Lung cancer is a global phenomenon, which requires global patient advocacy. Fifty years since its inception, IASLC remains the largest global organization dedicated to the study of lung cancer and to patient advocacy for—and by—patients with lung cancer and their caregivers.
“The IASLC is groundbreaking in its inclusivity of patient advocacy,” said Annabelle Gurwitch, a New York Times bestselling author, former television host, and patient advocate following her diagnosis of stage IV lung cancer in 2020. “This closing plenary will aggregate information from advocates across the globe. The IASLC speaks to the worldwide nature of lung cancer, and this plenary speaks to both the worldwide success of patient advocacy and its challenges.”
Gurwitch will co-chair the closing plenary Breaking Barriers, Building Bridges: Advancing Patient Advocacy Worldwide on Tuesday, September 10, from 16:30-17:30 PDT in Room 20A at the San Diego Convention Center. The plenary will be live streamed for virtual attendees and available on demand for all WCLC 2024 attendees.
16:30 to 17:30 PDT, Tuesday, September 10
Room 20A, San Diego Convention Center
Closing Plenary: Breaking Barriers, Building Bridges: Advancing Patient Advocacy Worldwide
During a special plenary session, experts will emphasize the importance of overcoming barriers in patient advocacy and enhancing the patient-physician partnership.
“We’ll be in discussion with outstanding global leaders including Shani Shilo, founder and CEO of the Israeli Lung Cancer Foundation, who will speak to the progress of the national lung cancer screening initiative her organization is spearheading,” she said.
“Lillian Leigh, who serves on the Advisory Council of Cancer Australia and IASLC’s Global Policy Committee, will address challenges faced by patient advocacy groups in affecting legislative change. Caleb Egwuenu will focus on the particular challenges of reaching cancer patients in Nigeria. We will also benefit from hearing from Yvonne Diaz discuss fundraising efforts for the creation of a tissue bank for EGFR, ALK, and other oncogene cancers that Oncogene Cancer Research—which she co-founded—is conducting, and we’ll all gain insight into how the IASLC can support these efforts.”
Bridging inequities in care is a top priority on Gurwitch’s advocacy to-do list. Care costs remain out of reach for many patients around the world, as are high insurance deductibles and co-pays, and regulatory barriers impede access to care.
Before June 2024, osimertinib was only available through a compassionate access program in New Zealand, Gurwitch noted. Additionally, only one in five Medicaid patients in Alabama have access to biomarker-targeted therapy, even when their cancer has EGFR or ALK biomarkers.
Patients with access to adequate care see a very different future.
“In lung cancer, we are fortunate today,” said Paul Wheatley-Price, MD, BSc, MBChB, former President of Lung Cancer Canada. He is an Associate Professor of Medicine at the University of Ottawa and a medical oncologist at The Ottawa Hospital Cancer Centre, in Ottawa, Canada.

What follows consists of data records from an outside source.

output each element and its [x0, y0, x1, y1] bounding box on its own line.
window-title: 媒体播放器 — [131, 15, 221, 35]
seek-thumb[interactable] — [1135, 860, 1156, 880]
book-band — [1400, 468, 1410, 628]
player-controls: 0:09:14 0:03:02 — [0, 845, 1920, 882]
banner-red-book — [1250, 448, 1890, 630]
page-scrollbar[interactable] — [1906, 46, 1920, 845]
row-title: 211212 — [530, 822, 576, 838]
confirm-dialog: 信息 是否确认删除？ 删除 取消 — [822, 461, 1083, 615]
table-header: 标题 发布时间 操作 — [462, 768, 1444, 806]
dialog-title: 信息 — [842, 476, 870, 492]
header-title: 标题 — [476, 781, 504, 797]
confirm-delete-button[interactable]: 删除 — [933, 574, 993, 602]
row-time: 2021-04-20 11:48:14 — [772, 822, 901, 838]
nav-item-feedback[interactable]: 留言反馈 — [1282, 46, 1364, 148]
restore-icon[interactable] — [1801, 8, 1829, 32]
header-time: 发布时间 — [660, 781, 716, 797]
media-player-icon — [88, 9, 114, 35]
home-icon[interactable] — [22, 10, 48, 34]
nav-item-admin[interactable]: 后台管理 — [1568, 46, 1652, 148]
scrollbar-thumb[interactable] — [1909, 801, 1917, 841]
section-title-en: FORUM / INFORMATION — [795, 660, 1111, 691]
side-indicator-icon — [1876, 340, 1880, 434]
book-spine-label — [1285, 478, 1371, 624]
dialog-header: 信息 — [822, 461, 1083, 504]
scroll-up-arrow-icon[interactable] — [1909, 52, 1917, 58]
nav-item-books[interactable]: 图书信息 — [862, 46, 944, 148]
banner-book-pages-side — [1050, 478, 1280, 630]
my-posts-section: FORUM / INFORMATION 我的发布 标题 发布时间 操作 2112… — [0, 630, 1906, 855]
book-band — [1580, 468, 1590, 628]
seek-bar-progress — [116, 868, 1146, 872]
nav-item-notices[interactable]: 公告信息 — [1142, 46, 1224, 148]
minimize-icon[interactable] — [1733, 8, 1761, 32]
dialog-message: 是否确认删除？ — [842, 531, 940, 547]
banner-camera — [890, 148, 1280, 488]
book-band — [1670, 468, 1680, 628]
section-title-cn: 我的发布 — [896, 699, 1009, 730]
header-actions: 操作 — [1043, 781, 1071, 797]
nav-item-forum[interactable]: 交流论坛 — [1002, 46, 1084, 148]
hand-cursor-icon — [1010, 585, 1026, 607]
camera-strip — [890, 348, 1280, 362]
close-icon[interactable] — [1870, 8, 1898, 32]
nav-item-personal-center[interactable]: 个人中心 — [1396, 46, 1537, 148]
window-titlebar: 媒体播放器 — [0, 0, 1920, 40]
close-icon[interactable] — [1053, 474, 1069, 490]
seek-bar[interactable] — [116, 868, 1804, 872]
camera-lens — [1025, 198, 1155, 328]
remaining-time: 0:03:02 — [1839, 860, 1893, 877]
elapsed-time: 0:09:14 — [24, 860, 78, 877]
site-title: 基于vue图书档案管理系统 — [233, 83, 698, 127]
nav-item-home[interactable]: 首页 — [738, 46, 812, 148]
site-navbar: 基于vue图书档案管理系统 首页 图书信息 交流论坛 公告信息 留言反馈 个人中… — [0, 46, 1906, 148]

“Fifteen years ago, survival rates were so poor and diagnosis so late there were not many patients who could advocate. The picture is very different today,” said Dr. Wheatley-Price.
The growing success of lung cancer screening, diagnosis, and treatment is creating a growing community of lung cancer survivors who are living longer. Not only do they want to live longer lives, but better ones.
“We increasingly need to recognize that the end goal of successful treatment is not necessarily the traditional scientific goals, how effective a drug is, how safe the side effects are. When we partner with our patients, they give us their goals, ‘I want to live,’ ‘I want to feel well,’ that may have some overlap with traditional goals,” Dr. Wheatley-Price said.
“But sometimes there is a different emphasis, ‘I want to stay independent,’ ‘I still want to travel,’ ‘I want treatments that will allow me to continue working or doing things with my family,’” he continued. “Having a partnership between physicians and patients allows for much more effective patient care, more effective policy development, more effective and more appropriate research priorities. A patient-physician partnership, advocating for my patients, makes me a better doctor, makes me a better person.”